Kwame Brathwaite, Photographer and Advocate of Black Culture Dies At 85

an anchor for new forms of representation

Kwame Brathwaite, photographer and activist whose images redefined Black beauty in the 1960s and inspired generations of artists, died on April 1, aged 85. His son, Kwame Brathwaite, Jr., shared the news of his father’s death on social media, saying, “I am deeply saddened to share that my Baba, the patriarch of our family, our rock and my hero has transitioned.”

Brathwaite’s work has served as an anchor for new forms of representation, especially for Black women. In the late 1950s and throughout the 1960s, Kwame Brathwaite’s photography popularised the political slogan “Black Is Beautiful.” Recently, his work gained mainstream attention with museum retrospectives and monographs and, over the years, has appeared in publications and on album covers.

Born in 1938 to Barbadian immigrant parents, Brathwaite attended the School of Industrial Art (now the High School of Art and Design). In 1956, he and his older brother Elombe Brath, inspired by the writings of activist and black nationalist Marcus Garvey, co-founded the African Jazz Arts Society and Studios (AJASS) and Grandassa Models in 1962. AJASS was a collective of artists, playwrights, designers, and dancers, and Grandassa Models was a modelling agency for black women, founded to challenge white beauty standards. 

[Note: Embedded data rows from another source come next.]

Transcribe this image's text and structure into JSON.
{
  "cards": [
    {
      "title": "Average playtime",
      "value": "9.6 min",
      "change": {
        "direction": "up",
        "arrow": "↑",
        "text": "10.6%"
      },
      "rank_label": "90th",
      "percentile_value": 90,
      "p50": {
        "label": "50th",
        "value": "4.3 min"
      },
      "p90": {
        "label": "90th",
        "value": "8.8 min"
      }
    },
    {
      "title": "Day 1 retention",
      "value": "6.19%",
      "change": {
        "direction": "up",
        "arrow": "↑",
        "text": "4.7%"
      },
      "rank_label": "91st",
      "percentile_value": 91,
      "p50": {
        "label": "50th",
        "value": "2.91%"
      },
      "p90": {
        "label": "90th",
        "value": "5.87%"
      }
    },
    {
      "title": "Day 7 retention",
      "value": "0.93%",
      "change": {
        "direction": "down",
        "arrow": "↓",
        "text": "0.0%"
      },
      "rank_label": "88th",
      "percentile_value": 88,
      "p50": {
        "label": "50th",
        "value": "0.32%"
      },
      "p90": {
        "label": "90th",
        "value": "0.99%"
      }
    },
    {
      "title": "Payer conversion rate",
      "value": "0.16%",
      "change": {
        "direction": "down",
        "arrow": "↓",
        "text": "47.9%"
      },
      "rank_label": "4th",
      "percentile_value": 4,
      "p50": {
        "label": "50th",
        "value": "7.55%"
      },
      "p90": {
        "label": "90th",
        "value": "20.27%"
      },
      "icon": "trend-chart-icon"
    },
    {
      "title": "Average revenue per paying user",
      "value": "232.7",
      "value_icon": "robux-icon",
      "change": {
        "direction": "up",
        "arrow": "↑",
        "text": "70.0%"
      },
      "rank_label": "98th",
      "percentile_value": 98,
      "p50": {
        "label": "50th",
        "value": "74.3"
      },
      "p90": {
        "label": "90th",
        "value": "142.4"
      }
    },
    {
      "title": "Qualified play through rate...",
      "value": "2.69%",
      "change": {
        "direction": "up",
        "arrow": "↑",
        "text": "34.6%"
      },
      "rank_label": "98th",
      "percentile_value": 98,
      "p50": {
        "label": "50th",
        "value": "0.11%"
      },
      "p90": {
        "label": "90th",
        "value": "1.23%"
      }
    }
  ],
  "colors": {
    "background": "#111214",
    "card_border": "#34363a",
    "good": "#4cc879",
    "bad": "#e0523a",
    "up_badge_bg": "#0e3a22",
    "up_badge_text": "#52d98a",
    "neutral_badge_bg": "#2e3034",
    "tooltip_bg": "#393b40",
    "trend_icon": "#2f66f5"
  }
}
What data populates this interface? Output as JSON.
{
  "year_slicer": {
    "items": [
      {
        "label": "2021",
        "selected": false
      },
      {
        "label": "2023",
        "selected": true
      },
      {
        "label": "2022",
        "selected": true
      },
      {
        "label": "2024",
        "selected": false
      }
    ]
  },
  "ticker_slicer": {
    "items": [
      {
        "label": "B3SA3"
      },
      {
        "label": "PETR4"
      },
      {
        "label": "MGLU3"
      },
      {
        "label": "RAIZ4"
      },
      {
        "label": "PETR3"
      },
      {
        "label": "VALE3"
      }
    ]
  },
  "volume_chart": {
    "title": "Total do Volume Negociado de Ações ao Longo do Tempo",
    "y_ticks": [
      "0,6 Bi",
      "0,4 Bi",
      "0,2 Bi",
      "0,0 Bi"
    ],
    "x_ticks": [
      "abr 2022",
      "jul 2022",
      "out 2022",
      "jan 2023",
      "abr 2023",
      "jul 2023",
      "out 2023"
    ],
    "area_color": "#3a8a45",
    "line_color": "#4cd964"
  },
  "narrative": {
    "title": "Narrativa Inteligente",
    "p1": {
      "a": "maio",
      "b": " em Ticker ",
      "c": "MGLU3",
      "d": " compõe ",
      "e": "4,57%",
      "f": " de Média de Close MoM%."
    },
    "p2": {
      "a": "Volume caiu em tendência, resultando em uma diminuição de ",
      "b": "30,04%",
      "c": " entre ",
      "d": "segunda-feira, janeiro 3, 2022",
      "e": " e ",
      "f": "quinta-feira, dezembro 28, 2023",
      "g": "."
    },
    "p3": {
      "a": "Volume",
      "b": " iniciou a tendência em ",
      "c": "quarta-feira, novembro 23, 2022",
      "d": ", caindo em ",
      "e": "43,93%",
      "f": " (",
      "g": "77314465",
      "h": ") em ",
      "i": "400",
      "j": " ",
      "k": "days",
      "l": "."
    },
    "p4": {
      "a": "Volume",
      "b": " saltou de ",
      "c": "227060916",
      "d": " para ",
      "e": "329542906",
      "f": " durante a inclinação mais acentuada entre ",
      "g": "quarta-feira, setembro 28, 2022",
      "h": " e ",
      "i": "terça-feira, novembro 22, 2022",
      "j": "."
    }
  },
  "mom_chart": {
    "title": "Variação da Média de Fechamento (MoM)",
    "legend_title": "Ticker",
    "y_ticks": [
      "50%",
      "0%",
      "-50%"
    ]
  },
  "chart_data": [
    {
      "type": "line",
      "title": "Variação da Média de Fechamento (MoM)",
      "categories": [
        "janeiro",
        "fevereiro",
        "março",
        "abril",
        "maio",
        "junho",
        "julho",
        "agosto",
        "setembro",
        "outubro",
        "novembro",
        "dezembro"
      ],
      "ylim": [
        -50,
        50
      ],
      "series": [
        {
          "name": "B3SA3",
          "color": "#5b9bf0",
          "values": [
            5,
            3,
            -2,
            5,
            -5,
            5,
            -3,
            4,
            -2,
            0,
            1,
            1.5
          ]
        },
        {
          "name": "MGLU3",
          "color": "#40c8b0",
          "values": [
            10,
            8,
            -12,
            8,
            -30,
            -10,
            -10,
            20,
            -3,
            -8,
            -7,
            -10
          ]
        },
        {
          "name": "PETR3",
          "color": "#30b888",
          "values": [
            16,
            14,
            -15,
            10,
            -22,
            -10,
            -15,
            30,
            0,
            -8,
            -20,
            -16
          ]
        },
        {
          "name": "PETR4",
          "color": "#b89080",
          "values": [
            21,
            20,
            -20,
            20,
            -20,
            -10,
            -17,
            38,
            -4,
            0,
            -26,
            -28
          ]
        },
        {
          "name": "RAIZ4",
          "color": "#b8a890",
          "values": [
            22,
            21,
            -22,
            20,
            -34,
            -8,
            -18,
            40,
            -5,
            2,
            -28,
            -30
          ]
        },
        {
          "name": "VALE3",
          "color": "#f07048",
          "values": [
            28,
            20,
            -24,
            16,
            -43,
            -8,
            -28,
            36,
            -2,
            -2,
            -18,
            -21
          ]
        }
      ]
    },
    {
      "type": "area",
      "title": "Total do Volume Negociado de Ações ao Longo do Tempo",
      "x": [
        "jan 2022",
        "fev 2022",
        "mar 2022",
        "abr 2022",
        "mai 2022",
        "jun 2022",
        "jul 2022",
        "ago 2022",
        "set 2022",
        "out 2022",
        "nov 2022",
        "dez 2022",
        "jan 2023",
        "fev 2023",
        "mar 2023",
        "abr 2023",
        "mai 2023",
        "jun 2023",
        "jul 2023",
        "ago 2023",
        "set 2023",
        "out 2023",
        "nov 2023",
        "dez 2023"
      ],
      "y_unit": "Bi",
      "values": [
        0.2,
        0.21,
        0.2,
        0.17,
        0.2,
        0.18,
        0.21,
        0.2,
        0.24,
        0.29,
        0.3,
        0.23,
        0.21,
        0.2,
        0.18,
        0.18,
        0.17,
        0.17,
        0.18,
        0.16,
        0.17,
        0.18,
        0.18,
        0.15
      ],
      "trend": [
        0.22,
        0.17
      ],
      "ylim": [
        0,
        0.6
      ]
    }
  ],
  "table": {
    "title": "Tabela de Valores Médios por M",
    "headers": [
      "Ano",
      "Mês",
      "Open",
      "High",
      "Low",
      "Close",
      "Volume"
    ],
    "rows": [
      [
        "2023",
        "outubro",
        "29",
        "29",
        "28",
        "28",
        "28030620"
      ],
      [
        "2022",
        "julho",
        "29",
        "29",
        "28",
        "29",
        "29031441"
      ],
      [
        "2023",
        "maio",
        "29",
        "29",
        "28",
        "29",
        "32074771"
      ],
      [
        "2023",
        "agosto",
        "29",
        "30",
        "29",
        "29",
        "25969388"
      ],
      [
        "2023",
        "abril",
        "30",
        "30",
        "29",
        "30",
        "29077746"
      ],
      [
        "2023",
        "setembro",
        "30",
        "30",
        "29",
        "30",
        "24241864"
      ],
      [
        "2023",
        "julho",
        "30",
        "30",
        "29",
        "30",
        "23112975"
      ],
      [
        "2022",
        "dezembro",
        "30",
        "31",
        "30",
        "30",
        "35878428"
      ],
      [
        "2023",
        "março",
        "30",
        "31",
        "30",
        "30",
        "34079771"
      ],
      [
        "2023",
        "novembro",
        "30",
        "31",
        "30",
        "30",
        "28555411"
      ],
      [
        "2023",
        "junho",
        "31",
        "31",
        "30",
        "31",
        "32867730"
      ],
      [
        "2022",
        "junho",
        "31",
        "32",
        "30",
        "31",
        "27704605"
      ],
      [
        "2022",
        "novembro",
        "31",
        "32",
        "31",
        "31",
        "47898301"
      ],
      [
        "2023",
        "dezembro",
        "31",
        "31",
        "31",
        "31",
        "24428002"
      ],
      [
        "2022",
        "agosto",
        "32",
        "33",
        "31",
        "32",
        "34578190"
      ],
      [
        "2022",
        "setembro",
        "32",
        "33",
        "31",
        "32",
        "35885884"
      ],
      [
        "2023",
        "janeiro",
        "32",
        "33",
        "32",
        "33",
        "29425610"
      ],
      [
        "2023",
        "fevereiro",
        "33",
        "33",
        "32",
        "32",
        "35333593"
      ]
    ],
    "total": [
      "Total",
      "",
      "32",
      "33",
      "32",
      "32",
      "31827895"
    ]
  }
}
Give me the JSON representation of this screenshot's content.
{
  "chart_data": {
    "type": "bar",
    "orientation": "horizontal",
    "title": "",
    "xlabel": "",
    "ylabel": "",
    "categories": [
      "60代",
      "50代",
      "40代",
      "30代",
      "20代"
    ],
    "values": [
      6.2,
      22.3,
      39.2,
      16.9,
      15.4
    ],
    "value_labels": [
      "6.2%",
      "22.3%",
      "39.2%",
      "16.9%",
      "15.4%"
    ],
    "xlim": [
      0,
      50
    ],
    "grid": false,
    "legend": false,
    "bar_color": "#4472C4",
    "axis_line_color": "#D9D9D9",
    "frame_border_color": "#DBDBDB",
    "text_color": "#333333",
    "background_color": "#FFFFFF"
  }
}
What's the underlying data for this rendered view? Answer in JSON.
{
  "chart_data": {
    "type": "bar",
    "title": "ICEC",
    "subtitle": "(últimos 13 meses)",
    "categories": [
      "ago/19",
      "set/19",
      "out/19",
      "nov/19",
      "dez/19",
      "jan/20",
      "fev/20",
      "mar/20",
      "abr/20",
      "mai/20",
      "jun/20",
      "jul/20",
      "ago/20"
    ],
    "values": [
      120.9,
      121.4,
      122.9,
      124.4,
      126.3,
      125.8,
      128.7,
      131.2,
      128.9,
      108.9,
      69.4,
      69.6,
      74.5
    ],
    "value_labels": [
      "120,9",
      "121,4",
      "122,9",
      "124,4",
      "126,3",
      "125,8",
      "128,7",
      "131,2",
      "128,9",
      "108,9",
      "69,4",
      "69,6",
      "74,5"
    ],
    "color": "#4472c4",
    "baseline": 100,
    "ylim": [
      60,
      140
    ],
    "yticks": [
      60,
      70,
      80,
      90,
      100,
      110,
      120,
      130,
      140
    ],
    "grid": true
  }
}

Throughout the 1960s, Brathwaite, in his tiny darkroom in Harlem, perfected a processing technique that enriched the look of black skin in a photograph. The black-and-white images of his subjects highlighted Blackness in its glory. In 1962, AJASS organised the first of its “Naturally” fashion shows, which saw Black models, known as Grandassa Models, walk the runway with their natural hair. In 1965, Brathwaite met a Grandassa Model named Sikolo and in 1966, they wedded. By the 70s, Brathwaite had photographed a wide range of Black musicians including Duke Ellington, Thelonious Monk, Miles Davis, Nina Simone, Bob Marley and John Coltrane.

During the ’70s, Brathwaite travelled to Africa, visiting countries such as Egypt, Tanzania, Kenya, and more. He documented Jackson Five’s tour in Ghana and covered the 1974 “Rumble in the Jungle” boxing match between Muhammad Ali and George Foreman in Zaire (now the Democratic Republic of the Congo). In 2019, Rihanna spoke to Vogue about the influence of Brathwaite’s work on her Fenty cosmetics label, saying, “When I was coming up with the concept for this release, we were just digging and digging and we came up with these images—they made me feel they were relevant to what we are doing right now.”

Kwame Brathwaite’s work has been featured in museums and galleries around the world, with the most recent being a Philip Martin Gallery exhibition in Los Angeles, US, titled “Pocket Universe,” which celebrated Brathwaite as well as other artists including Ericka Beckman, Brian Bress and Carl Cheng, among others. An exhibition of his works titled “Kwame Brathwaite: Things Well Worth Waiting For” is currently on view at the Art Institute of Chicago, where it will remain until July 24.